Her voice growled more harshly. “Not for dragging us down to Las Vegas on a fool’s errand, no. I should have known that you were a whore when you chose Sin City for your wedding.”

The phone’s screen turned black.

Jimmy had chosen Las Vegas because it was close enough for his family to drive and it had cheap flights for his college friends.

Crying tended to give me a sinus headache, so I clenched my teeth and tightened my fists around the steering wheel and tried to hold it off, and then I tried to be silent while the headache bloomed behind my eyes, and then I crumpled over sideways so at least no one could see me crying while the car’s console between the front bucket seats jammed against my ribs.

Those miserable hours were my first hot, vulnerable summer night homeless in Las Vegas.

Rolling up the windows turned the car into an oven even without the sun, so I lowered them to half-open.

Around two in the dark morning, my uneasy dozing in the reclined driver’s seat broke when a man pounded on my windshield, screaming that bats were chasing him.

I jabbed the ignition button, slammed the car into gear, and drove away, moving it to another, cheaper parking garage farther away from the Strip. Garages seemed safer than flat, open lots where anyone could see a young woman sleeping in my car.

The fitful sleep that finally came just before dawn never really settled in.

Camping in my car was not a long-term solution. The car was moderately safer than sleeping on a sidewalk, but I was painfully aware that my savings were gone and I was unemployed.

My financial safety net was broken.

I was falling hard.

Even the roach motels on the outskirts of Vegas charged more per night than what would be a week’s rent for a studio apartment. If I stayed in a crappy hotel, my credit card would hit its absolute limit in two days, and then there would be no more money.

I needed cash, and I needed it fast.

Pawning my engagement ring the next morning took five hours as I burned gas driving from pawn shop to pawn shop, my stomach gurgling as I ate the remnants of the road-trip snacks, while I haggled with the shops’ owners.

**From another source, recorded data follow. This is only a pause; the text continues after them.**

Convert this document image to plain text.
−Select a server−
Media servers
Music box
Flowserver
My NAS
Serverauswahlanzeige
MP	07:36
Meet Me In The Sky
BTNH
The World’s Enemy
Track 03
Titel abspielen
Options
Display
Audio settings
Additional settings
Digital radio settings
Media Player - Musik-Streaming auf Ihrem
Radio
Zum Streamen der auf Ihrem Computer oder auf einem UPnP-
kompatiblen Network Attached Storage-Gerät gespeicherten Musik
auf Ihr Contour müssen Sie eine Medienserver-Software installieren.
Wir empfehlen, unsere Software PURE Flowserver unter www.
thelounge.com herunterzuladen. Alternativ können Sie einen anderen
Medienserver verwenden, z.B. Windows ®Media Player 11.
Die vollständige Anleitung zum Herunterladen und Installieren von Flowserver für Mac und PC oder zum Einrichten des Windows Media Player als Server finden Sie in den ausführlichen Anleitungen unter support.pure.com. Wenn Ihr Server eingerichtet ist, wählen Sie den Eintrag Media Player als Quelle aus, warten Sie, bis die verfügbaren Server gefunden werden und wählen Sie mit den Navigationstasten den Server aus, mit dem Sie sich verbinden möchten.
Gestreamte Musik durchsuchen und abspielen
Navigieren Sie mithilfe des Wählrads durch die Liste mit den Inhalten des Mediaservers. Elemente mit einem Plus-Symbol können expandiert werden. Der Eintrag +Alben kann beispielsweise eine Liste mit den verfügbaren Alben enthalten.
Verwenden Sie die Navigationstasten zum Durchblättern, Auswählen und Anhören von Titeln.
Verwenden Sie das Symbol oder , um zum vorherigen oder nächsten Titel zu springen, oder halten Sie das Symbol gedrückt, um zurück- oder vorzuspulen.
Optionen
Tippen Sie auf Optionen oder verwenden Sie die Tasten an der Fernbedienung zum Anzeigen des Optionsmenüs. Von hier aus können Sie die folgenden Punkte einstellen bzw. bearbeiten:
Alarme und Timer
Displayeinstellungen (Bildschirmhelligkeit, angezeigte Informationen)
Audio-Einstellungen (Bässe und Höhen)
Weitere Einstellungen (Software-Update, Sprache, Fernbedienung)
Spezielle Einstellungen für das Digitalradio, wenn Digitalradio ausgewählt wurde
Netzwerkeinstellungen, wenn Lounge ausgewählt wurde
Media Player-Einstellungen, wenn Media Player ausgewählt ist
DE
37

When I finally handed the ring to one of the dealers for the last time, the one-fifth-carat of diamond chips caught a stray beam of sunlight and threw spangles over the dusty bikes, televisions, and computers for an instant before the clerk dropped the ring onto the black velvet tray holding five other discarded engagement rings.

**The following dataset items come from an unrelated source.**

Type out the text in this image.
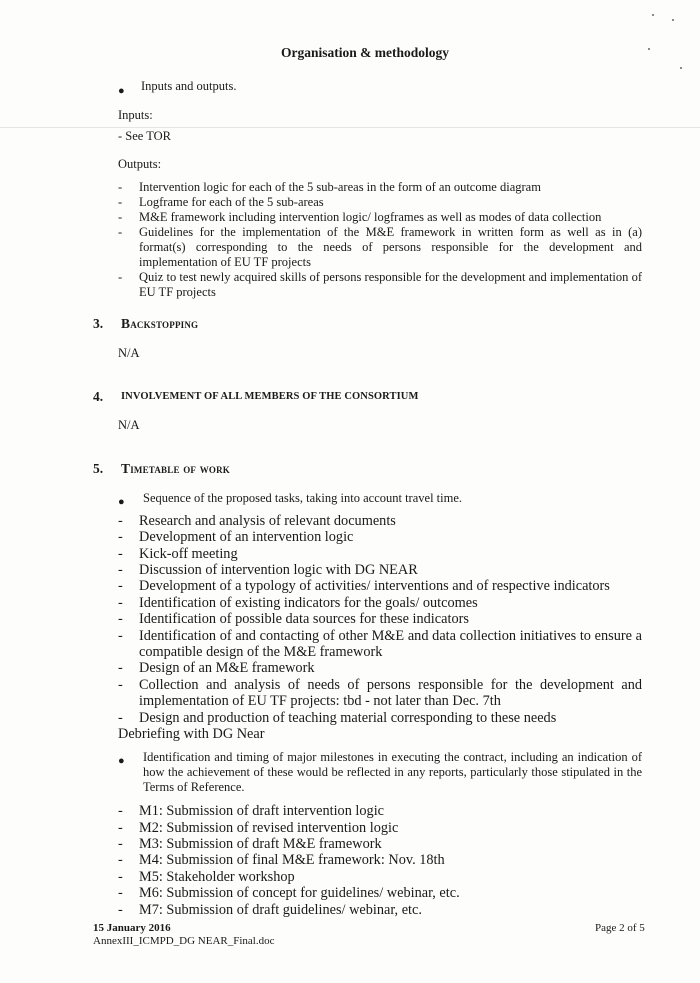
Organisation & methodology
● Inputs and outputs.
Inputs:
- See TOR
Outputs:
- Intervention logic for each of the 5 sub-areas in the form of an outcome diagram
- Logframe for each of the 5 sub-areas
- M&E framework including intervention logic/ logframes as well as modes of data collection
- Guidelines for the implementation of the M&E framework in written form as well as in (a) format(s) corresponding to the needs of persons responsible for the development and implementation of EU TF projects
- Quiz to test newly acquired skills of persons responsible for the development and implementation of EU TF projects
3. Backstopping
N/A
4. INVOLVEMENT OF ALL MEMBERS OF THE CONSORTIUM
N/A
5. Timetable of work
● Sequence of the proposed tasks, taking into account travel time.
- Research and analysis of relevant documents
- Development of an intervention logic
- Kick-off meeting
- Discussion of intervention logic with DG NEAR
- Development of a typology of activities/ interventions and of respective indicators
- Identification of existing indicators for the goals/ outcomes
- Identification of possible data sources for these indicators
- Identification of and contacting of other M&E and data collection initiatives to ensure a compatible design of the M&E framework
- Design of an M&E framework
- Collection and analysis of needs of persons responsible for the development and implementation of EU TF projects: tbd - not later than Dec. 7th
- Design and production of teaching material corresponding to these needs
Debriefing with DG Near
● Identification and timing of major milestones in executing the contract, including an indication of how the achievement of these would be reflected in any reports, particularly those stipulated in the Terms of Reference.
- M1: Submission of draft intervention logic
- M2: Submission of revised intervention logic
- M3: Submission of draft M&E framework
- M4: Submission of final M&E framework: Nov. 18th
- M5: Stakeholder workshop
- M6: Submission of concept for guidelines/ webinar, etc.
- M7: Submission of draft guidelines/ webinar, etc.
15 January 2016
AnnexIII_ICMPD_DG NEAR_Final.doc
Page 2 of 5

She shoved the tray into the scratched glass case and locked it.

So I pawned Jimmy’s ring that I had worn for four years, the ring that had meant so much to me that I had kissed it good night before sleeping while Jimmy was away at college, the ring that had meant I belonged somewhere.

I left it in the pawn shop and walked out the door.

But I kept the white dress.

The white dress was going to come in handy.